Fintech is a driver of global growth, with new data revealing that Asia holds the lead in funding, therefore giving it the most potential.
The global fintech industry is valued at around $6.3 trillion, with the average funding received per company highest in Asia. The nations long known for their innovation and entrepreneurs has as of June, approximately $8 billion spanned across nearly 150 deals and is presenting on a steady growth of 11.4 per cent year over year.
As Asia’s Fintech sector continues to evolve, investment and funding opportunities in the continent are now only second to that in North America. Whether the fintech innovation in Asia is disruptive to traditional finance or not, it remains that the sector has been assessed as the most stable heading into the short-term future.

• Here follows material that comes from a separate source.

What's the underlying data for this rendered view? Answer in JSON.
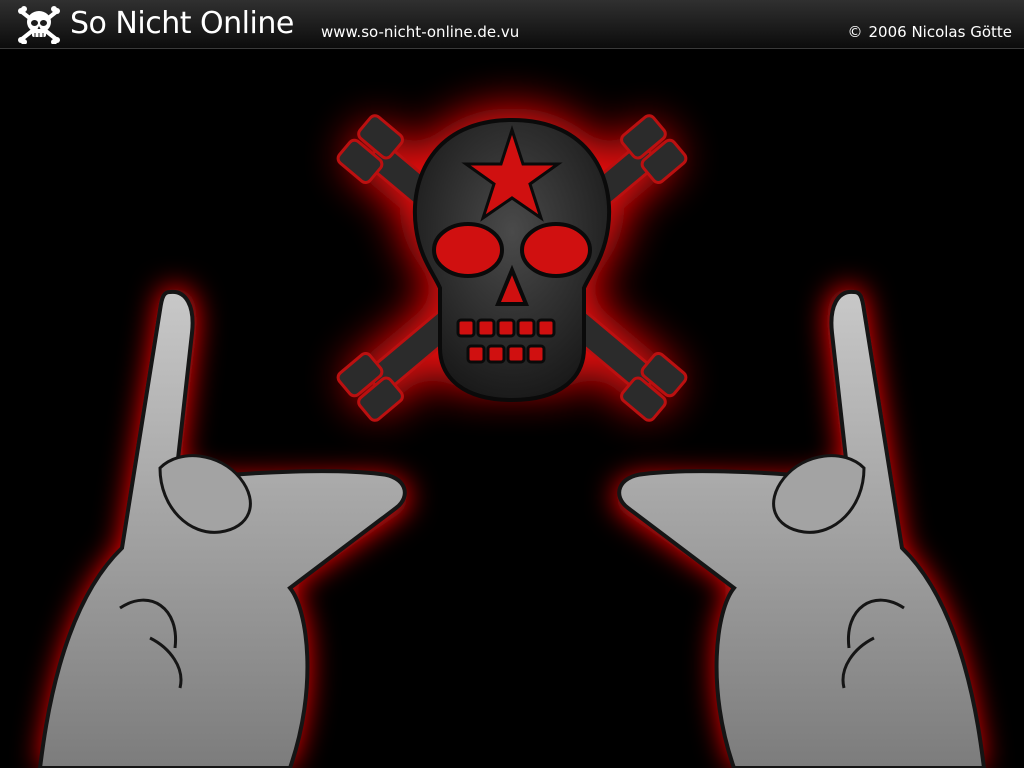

Crowdfunding, robo-trading, cross-border transactions, P2P lending, bitcoin and mobile and electronic payments are just a few of the inventions in Asia’s bourgeoning system.

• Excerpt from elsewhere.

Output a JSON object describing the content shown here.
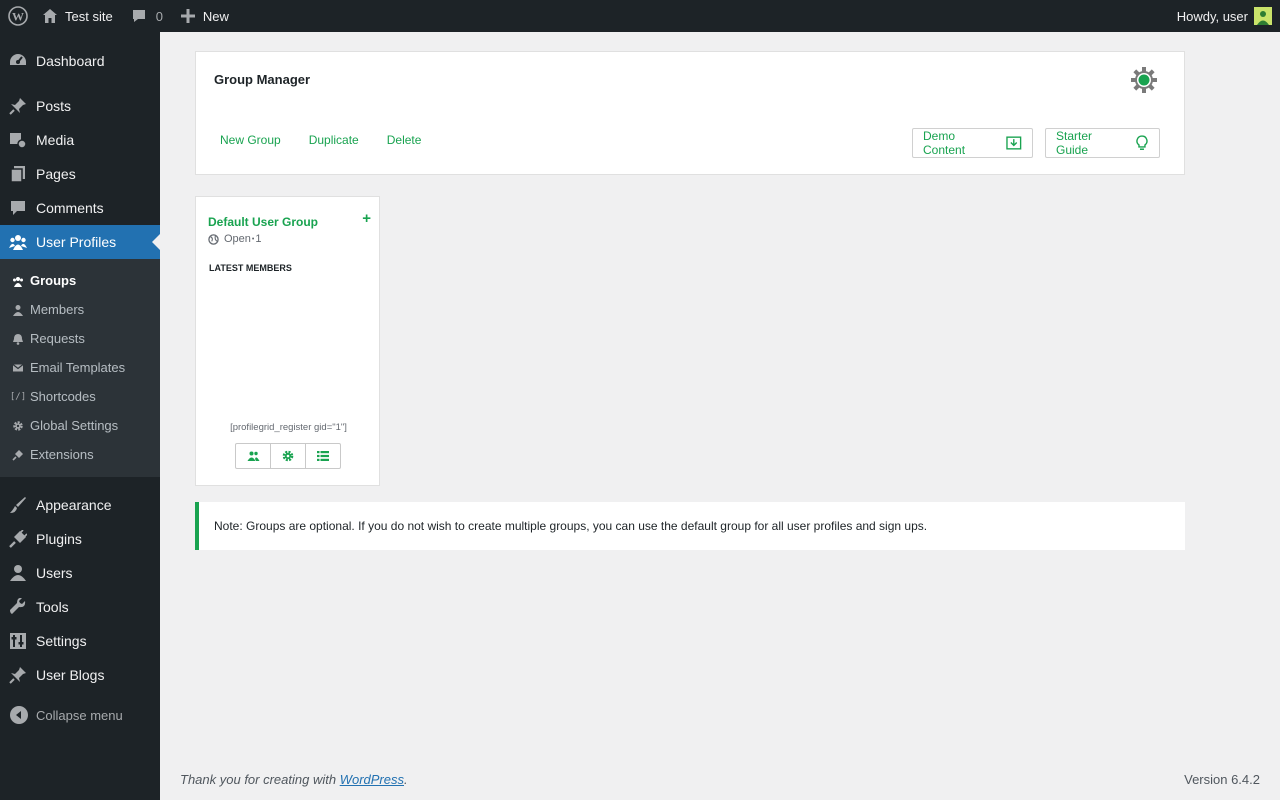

“Global financial institutions have been wary of this movement and are readying themselves for co-ideation with fintech start-ups,” said a Forbes spokesperson.
“In this century of exponential growth of new enterprises, finance has been a driver of the global economy.”

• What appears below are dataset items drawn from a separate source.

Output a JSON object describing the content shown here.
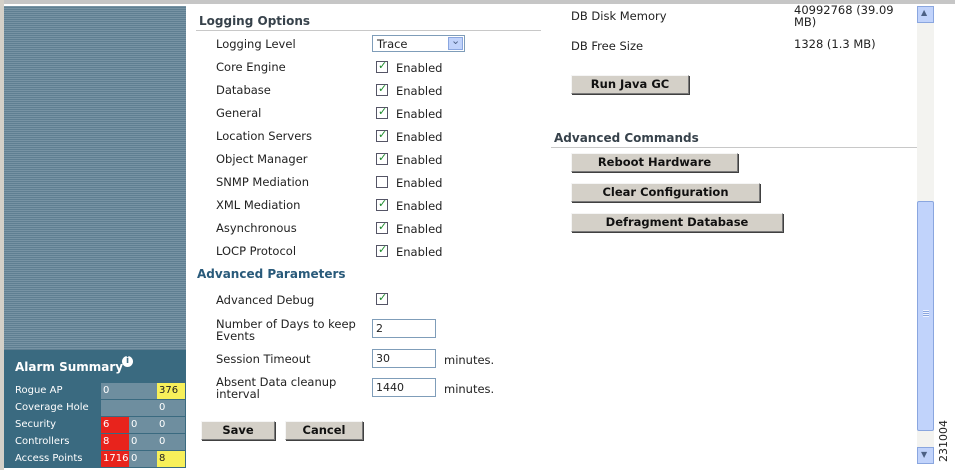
{
  "logging": {
    "title": "Logging Options",
    "level_label": "Logging Level",
    "level_value": "Trace",
    "enabled_text": "Enabled",
    "items": [
      {
        "label": "Core Engine",
        "checked": true
      },
      {
        "label": "Database",
        "checked": true
      },
      {
        "label": "General",
        "checked": true
      },
      {
        "label": "Location Servers",
        "checked": true
      },
      {
        "label": "Object Manager",
        "checked": true
      },
      {
        "label": "SNMP Mediation",
        "checked": false
      },
      {
        "label": "XML Mediation",
        "checked": true
      },
      {
        "label": "Asynchronous",
        "checked": true
      },
      {
        "label": "LOCP Protocol",
        "checked": true
      }
    ]
  },
  "advanced_params": {
    "title": "Advanced Parameters",
    "debug_label": "Advanced Debug",
    "debug_checked": true,
    "days_label": "Number of Days to keep Events",
    "days_value": "2",
    "timeout_label": "Session Timeout",
    "timeout_value": "30",
    "cleanup_label": "Absent Data cleanup interval",
    "cleanup_value": "1440",
    "minutes_unit": "minutes."
  },
  "buttons": {
    "save": "Save",
    "cancel": "Cancel"
  },
  "db_info": {
    "disk_memory_label": "DB Disk Memory",
    "disk_memory_value": "40992768  (39.09 MB)",
    "free_size_label": "DB Free Size",
    "free_size_value": "1328  (1.3 MB)",
    "run_gc": "Run Java GC"
  },
  "advanced_commands": {
    "title": "Advanced Commands",
    "reboot": "Reboot Hardware",
    "clear": "Clear Configuration",
    "defrag": "Defragment Database"
  },
  "alarm_summary": {
    "title": "Alarm Summary",
    "rows": [
      {
        "label": "Rogue AP",
        "values": [
          "0",
          "",
          "376"
        ],
        "colors": [
          "grey",
          "grey",
          "yellow"
        ]
      },
      {
        "label": "Coverage Hole",
        "values": [
          "",
          "",
          "0"
        ],
        "colors": [
          "grey",
          "grey",
          "grey"
        ]
      },
      {
        "label": "Security",
        "values": [
          "6",
          "0",
          "0"
        ],
        "colors": [
          "red",
          "grey",
          "grey"
        ]
      },
      {
        "label": "Controllers",
        "values": [
          "8",
          "0",
          "0"
        ],
        "colors": [
          "red",
          "grey",
          "grey"
        ]
      },
      {
        "label": "Access Points",
        "values": [
          "1716",
          "0",
          "8"
        ],
        "colors": [
          "red",
          "grey",
          "yellow"
        ]
      }
    ]
  },
  "figure_id": "231004"
}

According to research from Simmons & Simmons (S&S), governments across Asia competing to nature the most attractive home-base for world fintech will face challenges not from across the globe, but from each other.
“With their strong financial services talent pool and with access to some of the world’s fastest growing markets, there are real rewards for the Asian jurisdictions that get this right,” said S&S Asia head of corporate and commercial practice, Ian Wood.
“We have already seen a number of jurisdictions such as Hong Kong and Singapore establishing committees to determine ways to develop the industry. Seeing both regulators and market participants working together in this way is very encouraging for the future”.
While Hong Kong arguably remains the leader in fintech funding so far, S&S noted that China is also well developed, with a strong proliferation of consumer-facing products and a strong wealth basis of investors to draw on. To compare this to Hong Kong and also Singapore, fintechs have not been subject to the same amount of regulation and are therefore more open in their experimentation for new products.